Screw math. Brain-strain.

Back when Paul was a boy, there were Analog Computers to solve things.

> The heaviest load the opamp would be driving.

Then tack together a 4K7, a pot, and four 39K resistors. If it is active mixing, the 39K go to common (actually a few ohms, but this seems negligible against 39K). Use a Voltage/Current Ratio measurement system (an ohm meter) to find the sum equivalent resistance. If in doubt whether one or four 39K is worst-case, try each way. If in doubt what effect the pot has, turn it end to end.
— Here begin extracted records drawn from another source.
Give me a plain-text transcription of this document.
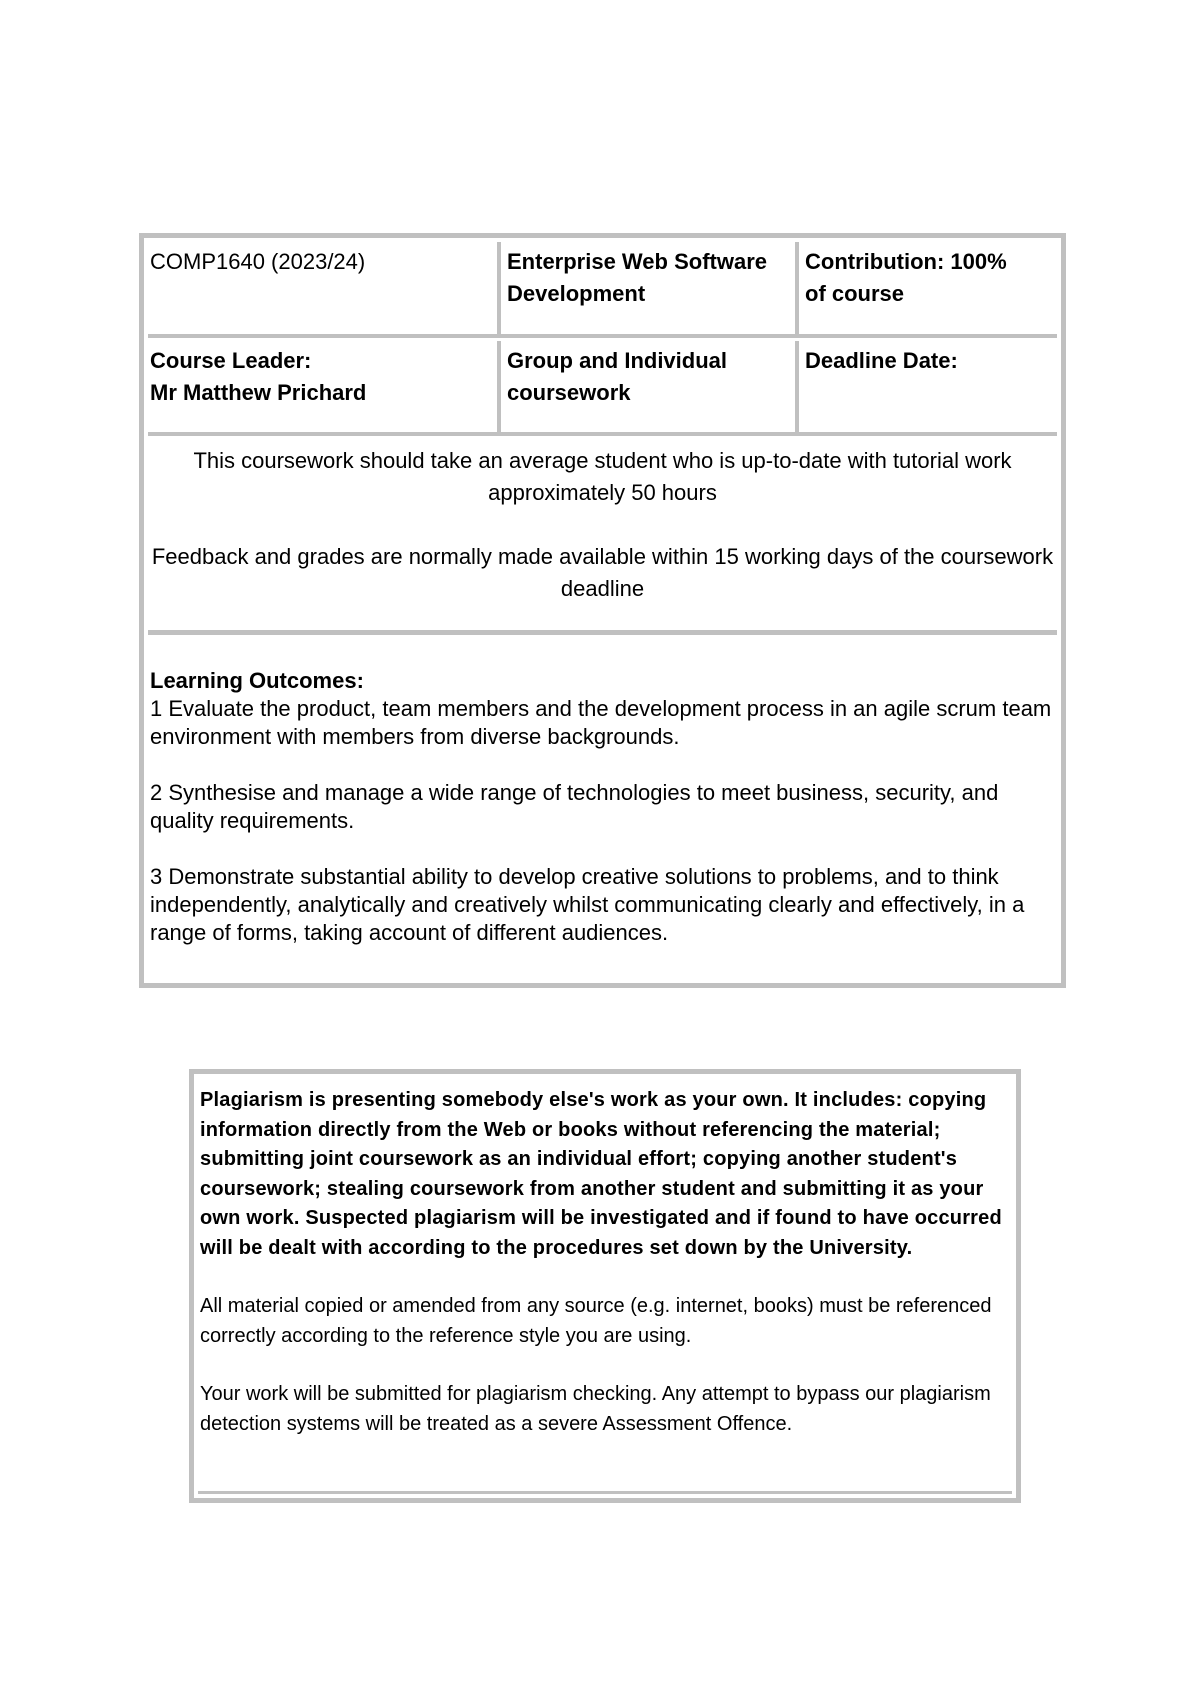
COMP1640 (2023/24)	Enterprise Web Software
Development
Contribution: 100%
of course
Course Leader:
Mr Matthew Prichard
Group and Individual
coursework
Deadline Date:

This coursework should take an average student who is up-to-date with tutorial work approximately 50 hours

Feedback and grades are normally made available within 15 working days of the coursework deadline

Learning Outcomes:

1 Evaluate the product, team members and the development process in an agile scrum team environment with members from diverse backgrounds.

2 Synthesise and manage a wide range of technologies to meet business, security, and quality requirements.

3 Demonstrate substantial ability to develop creative solutions to problems, and to think independently, analytically and creatively whilst communicating clearly and effectively, in a range of forms, taking account of different audiences.

Plagiarism is presenting somebody else's work as your own. It includes: copying information directly from the Web or books without referencing the material; submitting joint coursework as an individual effort; copying another student's coursework; stealing coursework from another student and submitting it as your own work. Suspected plagiarism will be investigated and if found to have occurred will be dealt with according to the procedures set down by the University.

All material copied or amended from any source (e.g. internet, books) must be referenced correctly according to the reference style you are using.

Your work will be submitted for plagiarism checking. Any attempt to bypass our plagiarism detection systems will be treated as a severe Assessment Offence.
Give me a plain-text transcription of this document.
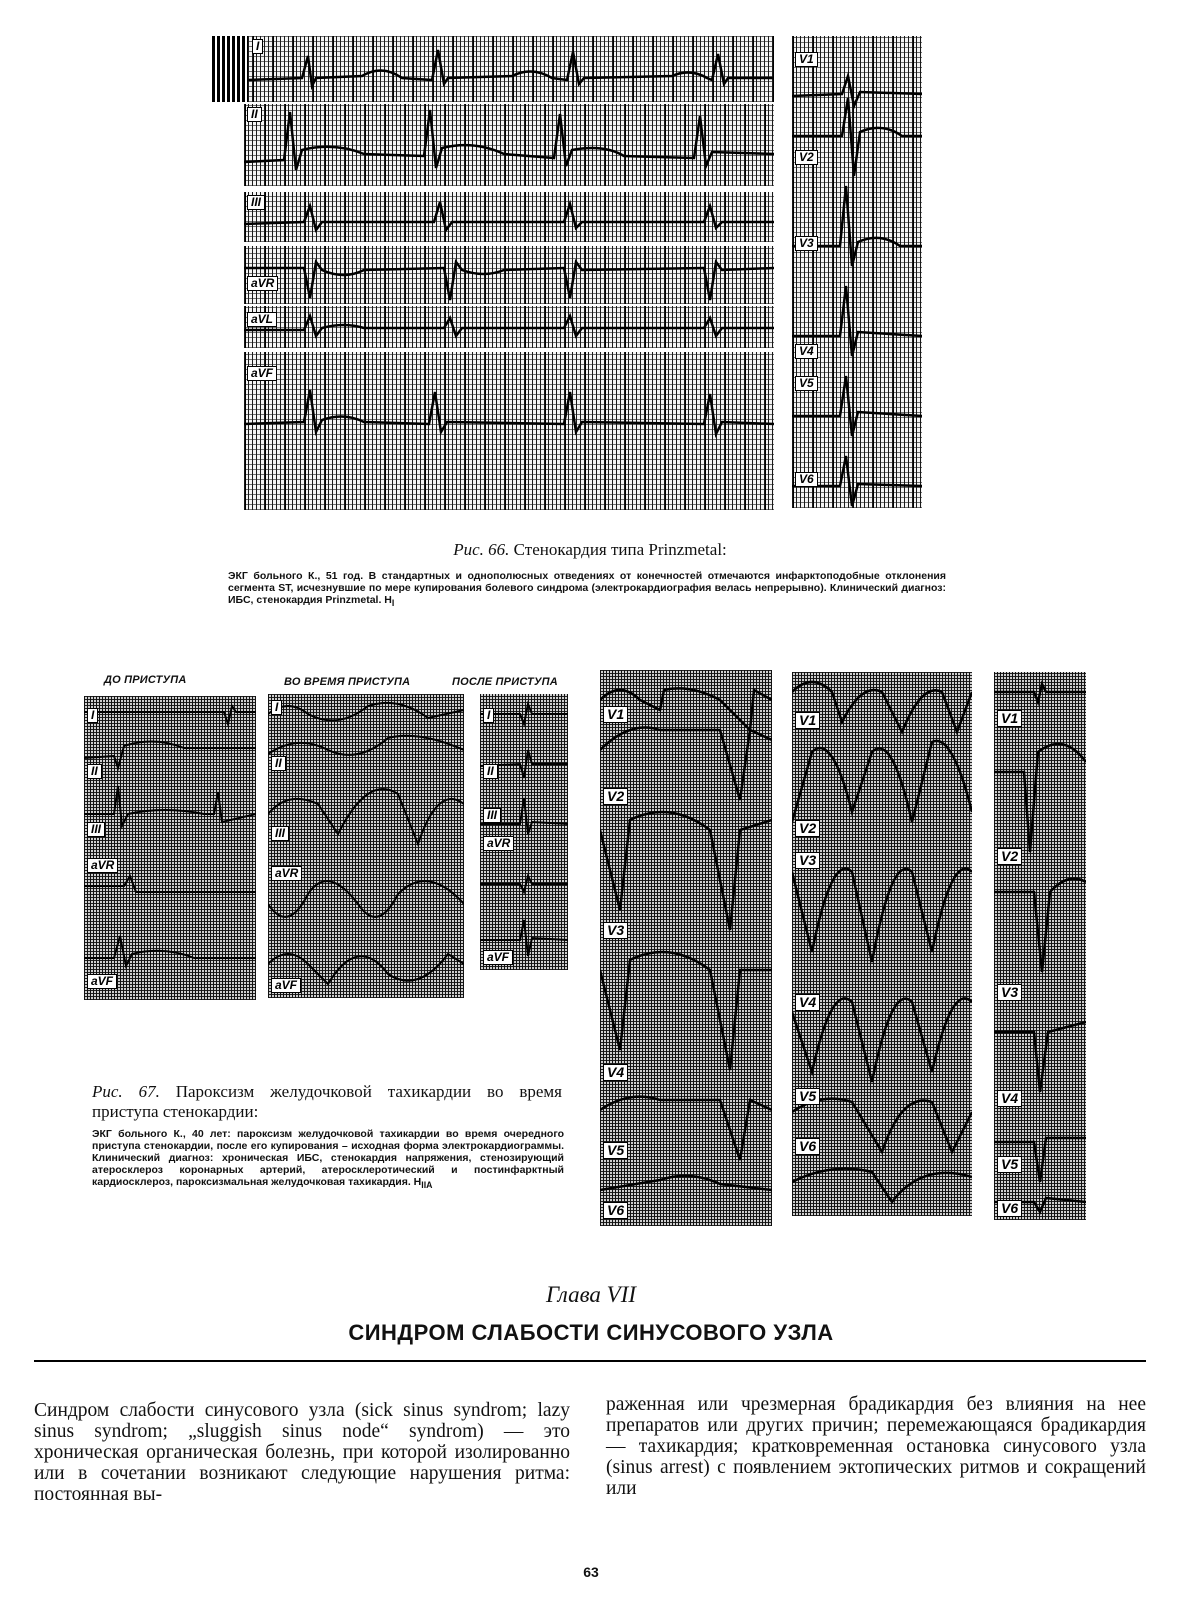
I
II
III
aVR
aVL
aVF
V1
V2
V3
V4
V5
V6
Рис. 66. Стенокардия типа Prinzmetal:
ЭКГ больного К., 51 год. В стандартных и однополюсных отведениях от конечностей отмечаются инфарктоподобные отклонения сегмента ST, исчезнувшие по мере купирования болевого синдрома (электрокардиография велась непрерывно). Клинический диагноз: ИБС, стенокардия Prinzmetal. $H_I$
ДО ПРИСТУПА	ВО ВРЕМЯ ПРИСТУПА	ПОСЛЕ ПРИСТУПА
I
II
III
aVR
aVF
I
II
III
aVR
aVF
I
II
III
aVR
aVF
V1
V2
V3
V4
V5
V6
V1
V2
V3
V4
V5
V6
V1
V2
V3
V4
V5
V6
Рис. 67. Пароксизм желудочковой тахикардии во время приступа стенокардии:
ЭКГ больного К., 40 лет: пароксизм желудочковой тахикардии во время очередного приступа стенокардии, после его купирования – исходная форма электрокардиограммы. Клинический диагноз: хроническая ИБС, стенокардия напряжения, стенозирующий атеросклероз коронарных артерий, атеросклеротический и постинфарктный кардиосклероз, пароксизмальная желудочковая тахикардия. $H_{IIA}$
Глава VII
СИНДРОМ СЛАБОСТИ СИНУСОВОГО УЗЛА
Синдром слабости синусового узла (sick sinus syndrom; lazy sinus syndrom; „sluggish sinus node“ syndrom) — это хроническая органическая болезнь, при которой изолированно или в сочетании возникают следующие нарушения ритма: постоянная вы-
раженная или чрезмерная брадикардия без влияния на нее препаратов или других причин; перемежающаяся брадикардия — тахикардия; кратковременная остановка синусового узла (sinus arrest) с появлением эктопических ритмов и сокращений или
63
It's good to know how to compute. May be quicker. Isn't "more accurate" (no accuracy is needed to figure opamp loads or mix impedances). It is also good to know how to mock-up, and to be unafraid to do so. Paper-figuring is prone to mistakes. Especially being unclear how things are parallel or series, or which case is worst-case. A mock-up either confirms your penciling or forces you to face your mistakes before you get nose-deep in a project.

> The heaviest load the opamp would be driving.

If this is the whole plan: the opamp can't see less than that 4K7 no matter what crap hangs on the far side. And since "any" audio-worthy opamp can drive 2K, we "know" it will be fine.

A point which has not been raised. On your Analog Computer, put a 9V battery where the opamp would go. Put pot full-up. Have one 39K load, and measure the DC voltage at its hot end. Then "throw switched 2 3 4" (connect three more 39K) and watch that voltage. It will drop 10%-20% (too lazy to calculate when you can Analog Compute it). That's a 1dB-2dB drop when you suddenly throw three switches mid-take. It is just-acceptable for many audio purposes.

Since the 2K opamp is underloaded now, you might consider losing the 4K7. Now with pot full up, throwing 1 to 10 of those 39K in or out makes no difference; even with pot at half one to three 39K make negligible difference. You got twice the level without the 4K7, so to stay the same you might raise the 39K to 75K... now any sane number of 75K switched on or off the pot wiper make negligible difference.

All this can be modeled on an Analog Computer consisting of a handful of resistors/pots, a 9V battery and a DMM.